Der wichtigste Grundsatz beim Umgang mit Kritik ist: Nimm’ es nicht persönlich! Das ist auch gleichzeitig das 2. Versprechen, das Don Miguel Ruiz in seinem großartigen Buch „Die vier Versprechen – ein Weg zu Freiheit und Würde“ beschreibt: 

„Die persönliche Wichtigkeit, oder Dinge persönlich zu nehmen ist der höchste Ausdruck von Egoismus, da wir von der Annahme ausgehen, dass sich alles „um uns“ dreht. {…}

Selbst wenn eine Situation besonders persönlich erscheint, selbst wenn andere Sie direkt beleidigen, hat das nichts mit Ihnen zu tun.

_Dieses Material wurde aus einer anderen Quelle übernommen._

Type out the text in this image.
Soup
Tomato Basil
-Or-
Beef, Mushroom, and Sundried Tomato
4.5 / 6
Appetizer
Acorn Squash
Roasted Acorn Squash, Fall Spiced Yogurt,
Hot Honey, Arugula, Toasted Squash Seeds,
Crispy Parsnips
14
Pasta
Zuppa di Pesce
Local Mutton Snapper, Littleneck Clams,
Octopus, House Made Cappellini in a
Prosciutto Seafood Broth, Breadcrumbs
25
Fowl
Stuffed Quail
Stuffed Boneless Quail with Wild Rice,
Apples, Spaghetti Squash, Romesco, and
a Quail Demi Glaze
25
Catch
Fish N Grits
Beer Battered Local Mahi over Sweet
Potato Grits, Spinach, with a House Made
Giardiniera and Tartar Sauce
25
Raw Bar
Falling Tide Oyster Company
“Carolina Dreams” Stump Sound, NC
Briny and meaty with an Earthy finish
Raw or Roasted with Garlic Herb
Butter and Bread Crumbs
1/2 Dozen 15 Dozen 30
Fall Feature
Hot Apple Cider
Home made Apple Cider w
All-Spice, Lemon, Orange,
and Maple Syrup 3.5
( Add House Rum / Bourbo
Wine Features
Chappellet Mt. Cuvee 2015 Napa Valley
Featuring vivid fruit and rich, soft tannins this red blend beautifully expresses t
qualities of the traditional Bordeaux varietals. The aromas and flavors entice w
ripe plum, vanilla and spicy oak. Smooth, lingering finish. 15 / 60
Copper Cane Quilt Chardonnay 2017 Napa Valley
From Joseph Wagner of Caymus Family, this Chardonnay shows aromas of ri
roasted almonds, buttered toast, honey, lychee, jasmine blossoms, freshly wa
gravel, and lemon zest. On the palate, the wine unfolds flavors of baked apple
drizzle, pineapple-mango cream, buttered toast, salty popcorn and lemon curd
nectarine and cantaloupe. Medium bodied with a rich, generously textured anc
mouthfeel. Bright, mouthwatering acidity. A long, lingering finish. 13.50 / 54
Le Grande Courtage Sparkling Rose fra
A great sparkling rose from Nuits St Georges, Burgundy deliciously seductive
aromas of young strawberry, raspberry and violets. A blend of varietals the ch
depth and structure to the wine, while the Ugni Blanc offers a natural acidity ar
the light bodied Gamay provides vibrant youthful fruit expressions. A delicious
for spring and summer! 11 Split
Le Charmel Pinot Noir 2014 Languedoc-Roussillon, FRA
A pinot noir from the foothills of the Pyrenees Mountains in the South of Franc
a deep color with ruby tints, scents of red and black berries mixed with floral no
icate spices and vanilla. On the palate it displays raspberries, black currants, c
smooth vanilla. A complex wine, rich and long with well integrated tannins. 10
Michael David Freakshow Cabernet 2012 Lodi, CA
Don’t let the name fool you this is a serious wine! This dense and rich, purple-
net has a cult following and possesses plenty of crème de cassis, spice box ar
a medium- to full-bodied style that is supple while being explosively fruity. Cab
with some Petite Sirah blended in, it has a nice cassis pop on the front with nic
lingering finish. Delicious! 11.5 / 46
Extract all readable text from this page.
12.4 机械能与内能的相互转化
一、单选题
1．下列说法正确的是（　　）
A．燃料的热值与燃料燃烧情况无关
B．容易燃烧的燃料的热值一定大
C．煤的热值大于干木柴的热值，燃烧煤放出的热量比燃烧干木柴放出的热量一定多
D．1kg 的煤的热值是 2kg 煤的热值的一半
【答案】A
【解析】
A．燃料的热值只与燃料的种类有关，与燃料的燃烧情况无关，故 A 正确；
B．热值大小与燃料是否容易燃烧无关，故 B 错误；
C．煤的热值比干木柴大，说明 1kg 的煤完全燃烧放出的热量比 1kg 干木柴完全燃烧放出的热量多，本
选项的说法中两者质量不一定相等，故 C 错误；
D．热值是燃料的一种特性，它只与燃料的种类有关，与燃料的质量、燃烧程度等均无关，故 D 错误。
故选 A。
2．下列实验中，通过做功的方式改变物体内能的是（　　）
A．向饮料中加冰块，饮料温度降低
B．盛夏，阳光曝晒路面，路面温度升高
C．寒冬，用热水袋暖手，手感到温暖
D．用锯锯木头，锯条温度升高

Was die Betreffenden sagen, was sie tun und die Meinungen, die sie von sich geben, entsprechen ausschließlich den Vereinbarungen, die sie im Laufe ihrer Domestizierung erhalten haben.“

Anders ausgedrückt: Das, was jemand anderes über dich sagt, ist nie DIE Wahrheit, sondern immer nur ein Ausdruck der individuellen Meinungen, Überzeugungen und Interpretationen der betreffenden Person. Oder: Was Peter über Paul sagt, sagt mehr über Peter aus als über Paul.

Das gilt natürlich auch umgekehrt: Auch das, was du über eine andere Person sagst und denkst, ist immer nur ein Ausdruck deiner persönlichen Meinungen, Überzeugungen und Schlussfolgerungen und keinesfalls an sich wahr.

Der erste Schritt im Umgang mit Kritik ist also, dass jegliche Form von Kritik – wie persönlich auch immer sie formuliert sein mag – niemals eine wahre Aussage über deine Person ist. 

Kritik ist niemals eine wahre Aussage über dich und deinen Wert

Mit dieser Einstellung kannst du sogar dann ruhig bleiben, wenn dich jemand persönlich beleidigt, denn dein Selbstwertgefühl kann davon nicht getroffen werden. Du weißt, dass diese Person lediglich etwas sagt, das im System ihrer inneren Interpretationen vielleicht zutreffen mag, jedoch keine wahre Aussage über dich und deinen Wert ist.

Oft nehmen wir Kritik jedoch sogar dann persönlich, wenn sie gar nicht gegen uns als Person formuliert ist. Daher ist es so wichtig genau hinzuhören. Was hat die Person wirklich gesagt? Hat sie gesagt: „Die Präsentation, die du gehalten hast, war schlecht!“ oder hat sie gesagt: „Du bist schlecht!“?

Hör genau zu, was der Kritiker sagt

Die Wahrscheinlichkeit ist hoch, dass die Person ersteres gesagt hat, du jedoch zweiteres „gehört“ hast. Mit dieser Art von Verhalten verletzen wir uns unnötig selbst. Wir selbst sind es, die sich in diesem Moment als Person abwerten – nicht unser Gegenüber! Wir sind die Täter gegenüber unserem Selbstwert!

Wenn wir also anfangen, wirklich hinzuhören, was der andere sagt, statt uns in unseren eigenen Interpretationen des Gesagten zu ergehen, und wir uns gleichzeitig darüber bewusst bleiben, dass das Gesagte niemals die Wahrheit an sich ist, bleiben wir in unserem Selbstwertgefühl unberührt und offen gegenüber der Situation.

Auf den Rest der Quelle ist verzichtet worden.